En outre, si le Défendeur évoque l’utilisation usuelle de ce terme dans le cadre de diverses activités, telles que les activités liées à l’énergie solaire (“solar energy”), pour autant le Défendeur ne justifie nullement être lui-même exploitant d’une telle activité et a fortiori, faire une utilisation de ce terme dans le cadre d’une telle activité.
D’ailleurs, comme indiqué par le Requérant, le Défendeur ne fait aucune utilisation à quelque titre que ce soit du nom de domaine litigieux puisqu’il l’offre en vente sur le site internet “www.sedo.fr”.
Ainsi, rien dans les éléments d’information communiqués par le Défendeur dans le cadre de sa réponse ne laisse à penser que la motivation première du Défendeur a été de procéder à l’enregistrement d’un mot du langage courant, en vue d’une large utilisation dans le cadre de son activité.
Enfin, le fait que le Requérant, en tant que titulaire de la marque Solar, ne se soit pas manifesté dans le délai de 3 mois qui avait été donné aux titulaires de marques pour se faire connaître auprès de Laurent N., dans le cadre de la procédure initiée par l’Afnic en 2004, ne signifie pas pour autant que le Requérant a entendu renoncer à ses droits sur la marque Solar et à son exploitation au travers du nom de domaine lui correspondant.

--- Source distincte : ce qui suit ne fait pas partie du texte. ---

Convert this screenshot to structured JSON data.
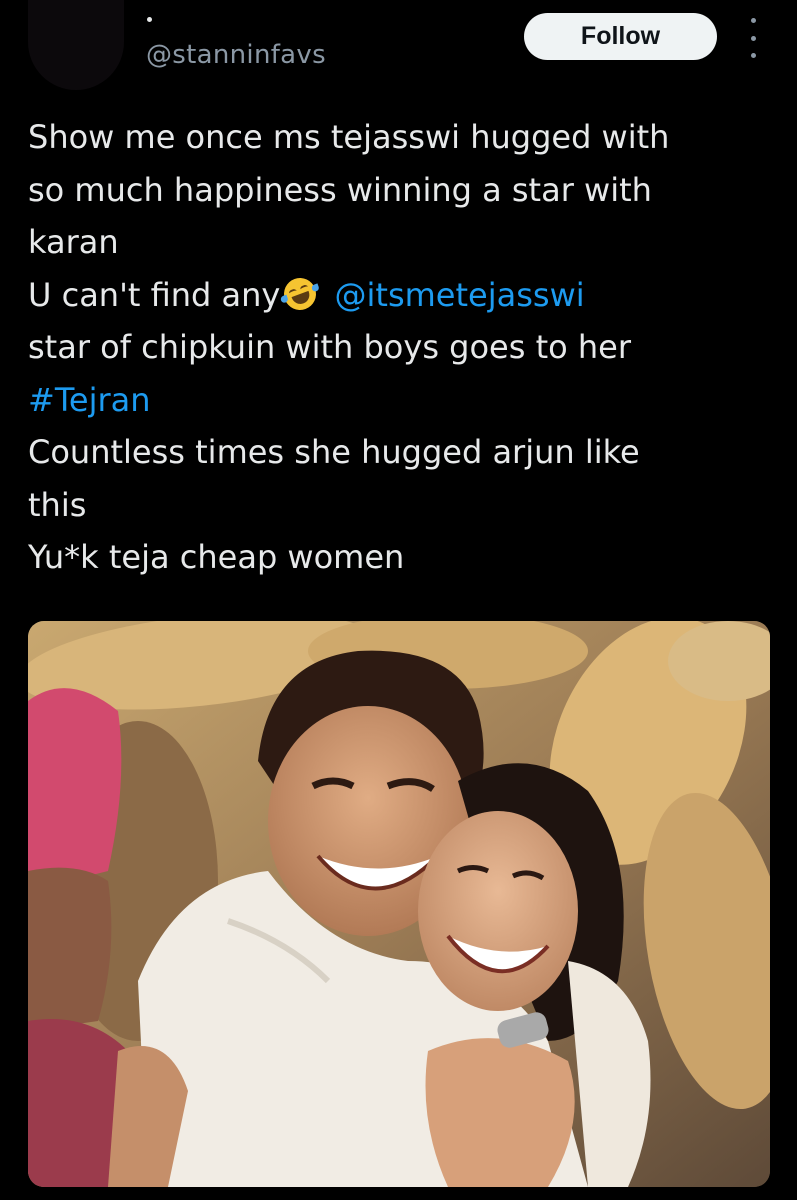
{
  "author": {
    "handle": "@stanninfavs"
  },
  "actions": {
    "follow_label": "Follow",
    "more_icon": "more-options-icon"
  },
  "tweet": {
    "lines": [
      "Show me once ms tejasswi hugged with",
      "so much happiness winning a star with",
      "karan",
      "U can't find any",
      "star of chipkuin with boys goes to her",
      "#Tejran",
      "Countless times she hugged arjun like",
      "this",
      "Yu*k teja cheap women"
    ],
    "mention": "@itsmetejasswi",
    "emoji": "rolling-on-floor-laughing-emoji"
  },
  "colors": {
    "background": "#000000",
    "text": "#e7e9ea",
    "secondary": "#8b98a5",
    "link": "#1d9bf0",
    "follow_bg": "#eff3f4"
  }
}
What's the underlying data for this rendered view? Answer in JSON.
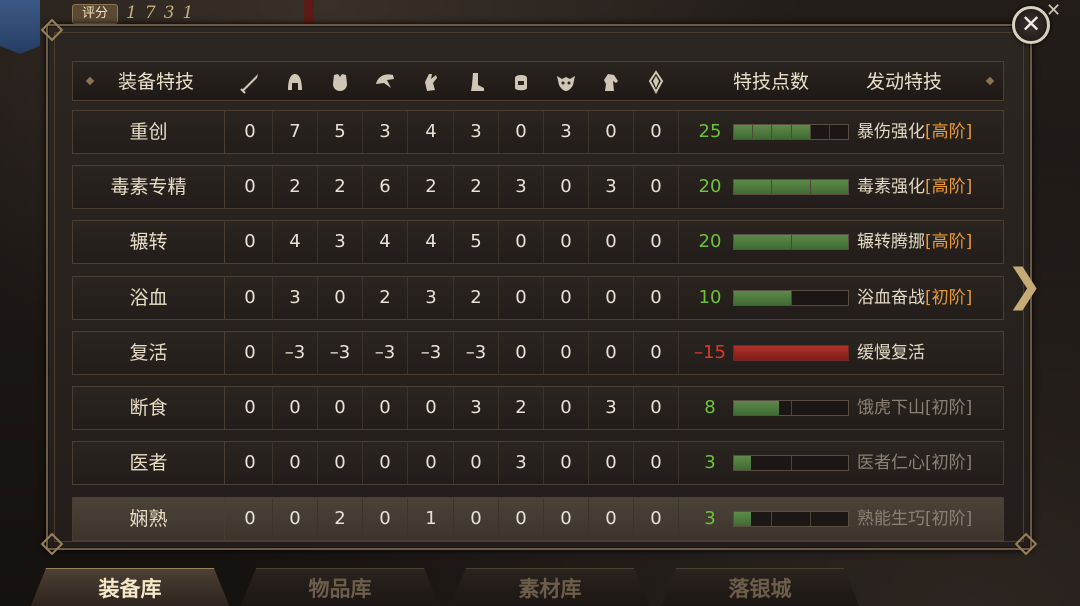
{
  "score": {
    "label": "评分",
    "value": "1731"
  },
  "header": {
    "title": "装备特技",
    "slot_icons": [
      "sword-icon",
      "helmet-icon",
      "chest-armor-icon",
      "shoulder-icon",
      "glove-icon",
      "boot-icon",
      "belt-icon",
      "mask-icon",
      "horse-icon",
      "pendant-icon"
    ],
    "points_label": "特技点数",
    "active_label": "发动特技"
  },
  "rows": [
    {
      "name": "重创",
      "values": [
        "0",
        "7",
        "5",
        "3",
        "4",
        "3",
        "0",
        "3",
        "0",
        "0"
      ],
      "points": "25",
      "skill": "暴伤强化",
      "tier": "[高阶]",
      "segments": 6,
      "filled": 4,
      "dim": false,
      "neg": false
    },
    {
      "name": "毒素专精",
      "values": [
        "0",
        "2",
        "2",
        "6",
        "2",
        "2",
        "3",
        "0",
        "3",
        "0"
      ],
      "points": "20",
      "skill": "毒素强化",
      "tier": "[高阶]",
      "segments": 3,
      "filled": 3,
      "dim": false,
      "neg": false
    },
    {
      "name": "辗转",
      "values": [
        "0",
        "4",
        "3",
        "4",
        "4",
        "5",
        "0",
        "0",
        "0",
        "0"
      ],
      "points": "20",
      "skill": "辗转腾挪",
      "tier": "[高阶]",
      "segments": 2,
      "filled": 2,
      "dim": false,
      "neg": false
    },
    {
      "name": "浴血",
      "values": [
        "0",
        "3",
        "0",
        "2",
        "3",
        "2",
        "0",
        "0",
        "0",
        "0"
      ],
      "points": "10",
      "skill": "浴血奋战",
      "tier": "[初阶]",
      "segments": 2,
      "filled": 1,
      "dim": false,
      "neg": false
    },
    {
      "name": "复活",
      "values": [
        "0",
        "–3",
        "–3",
        "–3",
        "–3",
        "–3",
        "0",
        "0",
        "0",
        "0"
      ],
      "points": "–15",
      "skill": "缓慢复活",
      "tier": "",
      "segments": 1,
      "filled": 1,
      "dim": false,
      "neg": true
    },
    {
      "name": "断食",
      "values": [
        "0",
        "0",
        "0",
        "0",
        "0",
        "3",
        "2",
        "0",
        "3",
        "0"
      ],
      "points": "8",
      "skill": "饿虎下山",
      "tier": "[初阶]",
      "segments": 2,
      "filled": 0.8,
      "dim": true,
      "neg": false
    },
    {
      "name": "医者",
      "values": [
        "0",
        "0",
        "0",
        "0",
        "0",
        "0",
        "3",
        "0",
        "0",
        "0"
      ],
      "points": "3",
      "skill": "医者仁心",
      "tier": "[初阶]",
      "segments": 2,
      "filled": 0.3,
      "dim": true,
      "neg": false
    },
    {
      "name": "娴熟",
      "values": [
        "0",
        "0",
        "2",
        "0",
        "1",
        "0",
        "0",
        "0",
        "0",
        "0"
      ],
      "points": "3",
      "skill": "熟能生巧",
      "tier": "[初阶]",
      "segments": 3,
      "filled": 0.45,
      "dim": true,
      "neg": false
    }
  ],
  "tabs": [
    {
      "label": "装备库",
      "active": true
    },
    {
      "label": "物品库",
      "active": false
    },
    {
      "label": "素材库",
      "active": false
    },
    {
      "label": "落银城",
      "active": false
    }
  ],
  "colors": {
    "positive": "#6cc33a",
    "negative": "#e2362a",
    "tier": "#e89a3b",
    "bar_green": "#4f7a3f",
    "bar_red": "#a52a22"
  }
}
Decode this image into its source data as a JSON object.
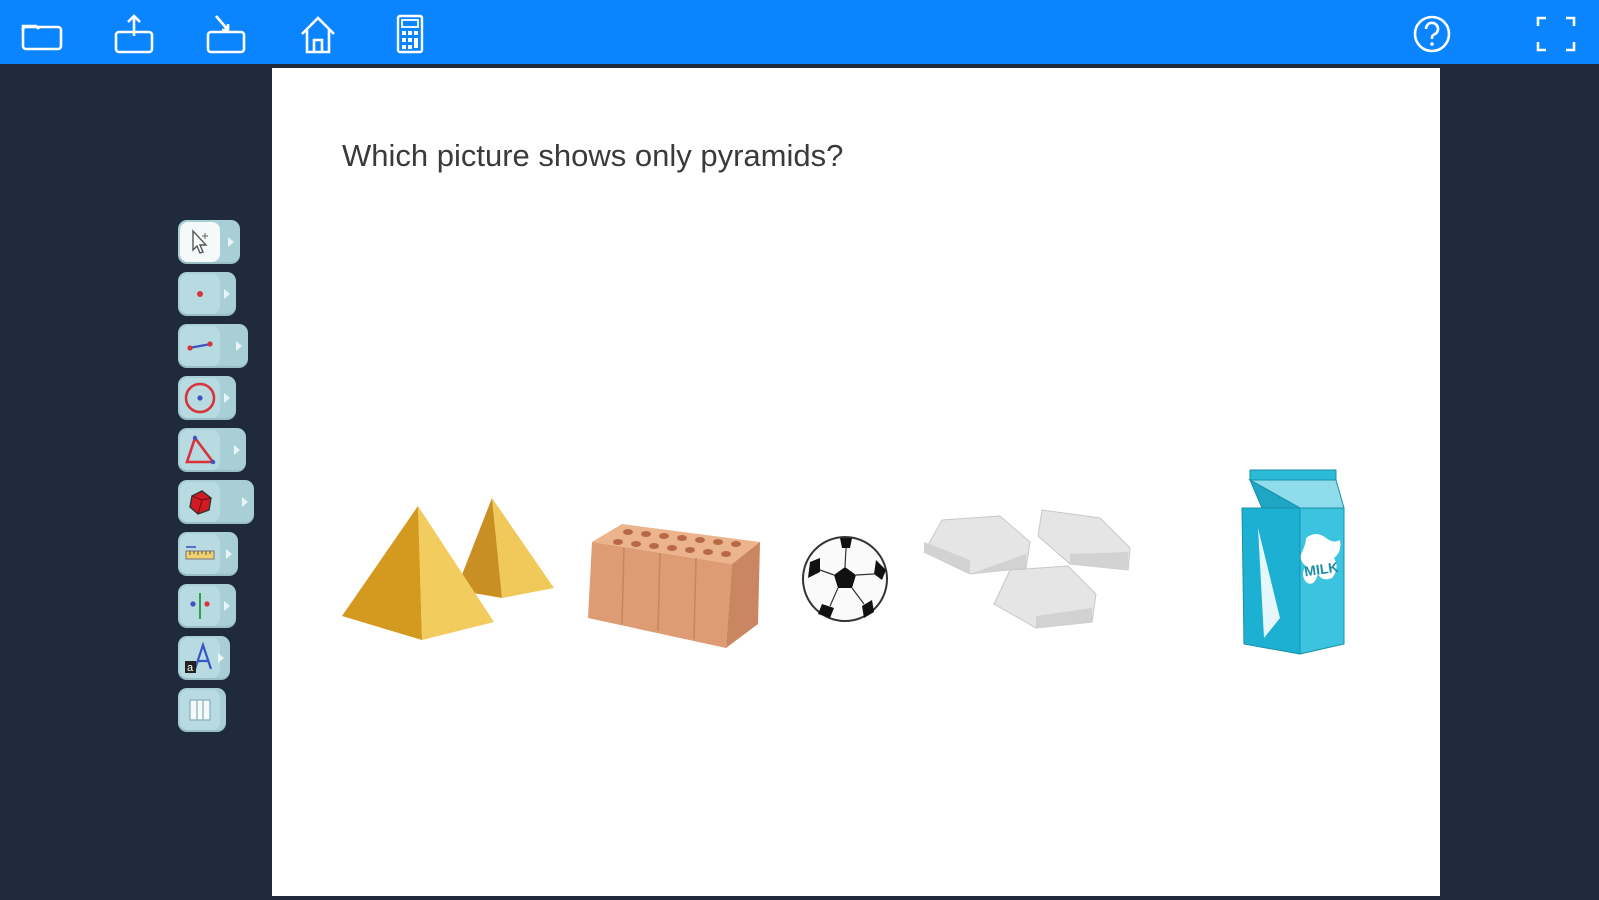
{
  "topbar": {
    "color": "#0a84ff",
    "buttons": [
      {
        "name": "folder-icon"
      },
      {
        "name": "folder-upload-icon"
      },
      {
        "name": "folder-download-icon"
      },
      {
        "name": "home-icon"
      },
      {
        "name": "calculator-icon"
      },
      {
        "name": "help-icon"
      },
      {
        "name": "fullscreen-icon"
      }
    ]
  },
  "question": {
    "text": "Which picture shows only pyramids?"
  },
  "toolbox": {
    "tools": [
      {
        "name": "move-tool",
        "icon": "cursor-icon"
      },
      {
        "name": "point-tool",
        "icon": "point-icon"
      },
      {
        "name": "line-tool",
        "icon": "line-segment-icon"
      },
      {
        "name": "circle-tool",
        "icon": "circle-icon"
      },
      {
        "name": "polygon-tool",
        "icon": "triangle-icon"
      },
      {
        "name": "solid-tool",
        "icon": "solid-icon"
      },
      {
        "name": "measure-tool",
        "icon": "ruler-icon"
      },
      {
        "name": "transform-tool",
        "icon": "reflect-icon"
      },
      {
        "name": "text-tool",
        "icon": "text-icon"
      },
      {
        "name": "table-tool",
        "icon": "table-icon"
      }
    ]
  },
  "answers": [
    {
      "name": "pyramids-picture"
    },
    {
      "name": "brick-picture"
    },
    {
      "name": "soccer-ball-picture"
    },
    {
      "name": "hexagon-tiles-picture"
    },
    {
      "name": "milk-carton-picture",
      "label": "MILK"
    }
  ]
}
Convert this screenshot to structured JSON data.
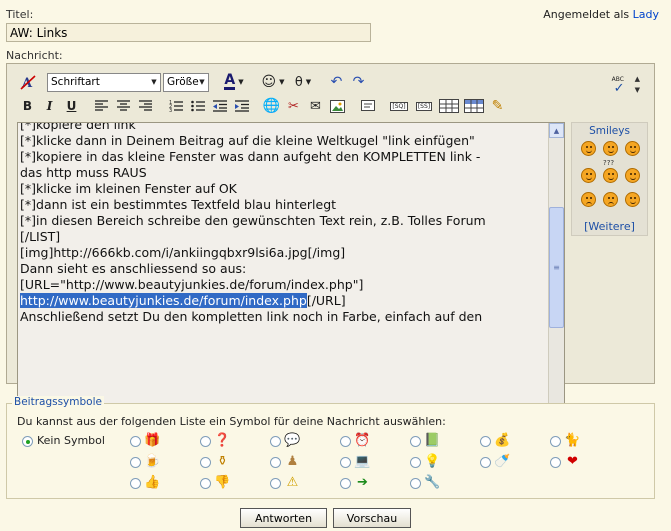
{
  "header": {
    "title_label": "Titel:",
    "login_prefix": "Angemeldet als",
    "login_user": "Lady"
  },
  "title_input": {
    "value": "AW: Links"
  },
  "message_label": "Nachricht:",
  "toolbar": {
    "font_select": "Schriftart",
    "size_select": "Größe",
    "bold": "B",
    "italic": "I",
    "underline": "U",
    "font_color_letter": "A",
    "spell_label": "ABC",
    "list_tag": "[SQ]",
    "list_tag2": "[SS]"
  },
  "message": {
    "lines": [
      "[*]kopiere den link",
      "[*]klicke dann in Deinem Beitrag auf die kleine Weltkugel \"link einfügen\"",
      "[*]kopiere in das kleine Fenster was dann aufgeht den KOMPLETTEN link -",
      "das http muss RAUS",
      "[*]klicke im kleinen Fenster auf OK",
      "[*]dann ist ein bestimmtes Textfeld blau hinterlegt",
      "[*]in diesen Bereich schreibe den gewünschten Text rein, z.B. Tolles Forum",
      "[/LIST]",
      "",
      "[img]http://666kb.com/i/ankiingqbxr9lsi6a.jpg[/img]",
      "",
      "Dann sieht es anschliessend so aus:",
      "",
      "[URL=\"http://www.beautyjunkies.de/forum/index.php\"]"
    ],
    "highlight_line": "http://www.beautyjunkies.de/forum/index.php",
    "highlight_tail": "[/URL]",
    "after_lines": [
      "",
      "Anschließend setzt Du den kompletten link noch in Farbe, einfach auf den"
    ]
  },
  "smileys": {
    "title": "Smileys",
    "more_link": "[Weitere]",
    "question_marks": "???"
  },
  "symbols": {
    "legend": "Beitragssymbole",
    "description": "Du kannst aus der folgenden Liste ein Symbol für deine Nachricht auswählen:",
    "none_label": "Kein Symbol",
    "row1": [
      "gift-icon",
      "question-box-icon",
      "speech-bubble-icon",
      "alarm-clock-icon",
      "book-icon",
      "money-bag-icon",
      "cat-icon"
    ],
    "row2": [
      "beer-icon",
      "perfume-icon",
      "pawn-icon",
      "laptop-icon",
      "lightbulb-icon",
      "pacifier-icon",
      "heart-icon"
    ],
    "row3": [
      "thumbs-up-icon",
      "thumbs-down-icon",
      "warning-icon",
      "arrow-right-icon",
      "tools-icon"
    ]
  },
  "buttons": {
    "submit": "Antworten",
    "preview": "Vorschau"
  }
}
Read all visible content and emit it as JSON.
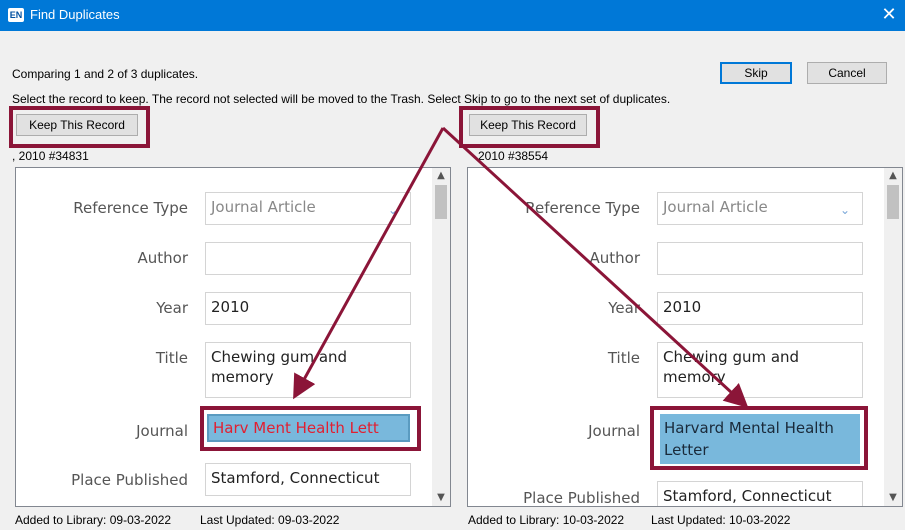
{
  "window": {
    "title": "Find Duplicates",
    "icon_text": "EN",
    "close_glyph": "✕"
  },
  "status": {
    "comparing": "Comparing 1 and 2 of 3 duplicates.",
    "instructions": "Select the record to keep. The record not selected will be moved to the Trash. Select Skip to go to the next set of duplicates."
  },
  "buttons": {
    "skip": "Skip",
    "cancel": "Cancel",
    "keep": "Keep This Record"
  },
  "accent_color": "#8b1538",
  "labels": {
    "reference_type": "Reference Type",
    "author": "Author",
    "year": "Year",
    "title": "Title",
    "journal": "Journal",
    "place_published": "Place Published"
  },
  "left": {
    "record_id": ", 2010 #34831",
    "reference_type": "Journal Article",
    "author": "",
    "year": "2010",
    "title": "Chewing gum and memory",
    "journal": "Harv Ment Health Lett",
    "place_published": "Stamford, Connecticut",
    "added": "Added to Library: 09-03-2022",
    "updated": "Last Updated: 09-03-2022"
  },
  "right": {
    "record_id": "2010 #38554",
    "reference_type": "Journal Article",
    "author": "",
    "year": "2010",
    "title": "Chewing gum and memory",
    "journal": "Harvard Mental Health Letter",
    "place_published": "Stamford, Connecticut",
    "added": "Added to Library: 10-03-2022",
    "updated": "Last Updated: 10-03-2022"
  }
}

c) L’utilisation du nom de domaine litigieux par le Défendeur porte atteinte aux droits de tiers
Au vu de l’ensemble des considérations présentées ci-avant, l’Expert considère que l’enregistrement et l’utilisation du nom de domaine litigieux par le Défendeur portent atteinte aux droits de tiers, et en particulier aux droits de marque du Requérant sur le terme “solar”, en ce qu’ils constituent une contrefaçon de ladite marque.
Les éléments de fait du présent dossier permettent également de douter de la volonté réelle et sérieuse du Défendeur d’enregistrer et d’utiliser de bonne foi le nom de domaine litigieux, dès lors que le Défendeur l’offre en vente sur le site internet “www.sedo.fr” et qu’il ne peut prétendre ignorer l’existence des droits de marque du Requérant sur le terme “solar”.
En effet, l’Expert rappelle qu’il appartenait au Défendeur, en application de l’article 12 de la Charte, de s’assurer que le terme qu’il souhaitait utiliser à titre de nom de domaine ne portait pas atteinte aux droits des tiers.
B. Droits du Requérant sur le nom de domaine litigieux
Le Requérant ayant justifié être titulaire des marques françaises Solar, l’Expert considère que celui-ci est fondé à solliciter la transmission à son profit du nom de domaine litigieux.
Comme évoqué précédemment, le fait que le Requérant ne se soit pas manifesté à la suite du litige ayant opposé l’Afnic et Laurent N. pendant le délai de 3 mois offert, ne saurait être interprété comme une renonciation pour l’avenir du Requérant à ses droits.
Décision
Conformément aux articles 20(b) et (c) du Règlement, l’Expert ordonne la transmission au profit du Requérant du nom de domaine « solar.fr ».
Expert : Christiane Féral-Schuhl
* Nous portons l'attention de nos lecteurs sur les possibilités d'homonymies particuliérement lorsque les décisions ne comportent pas le prénom des personnes.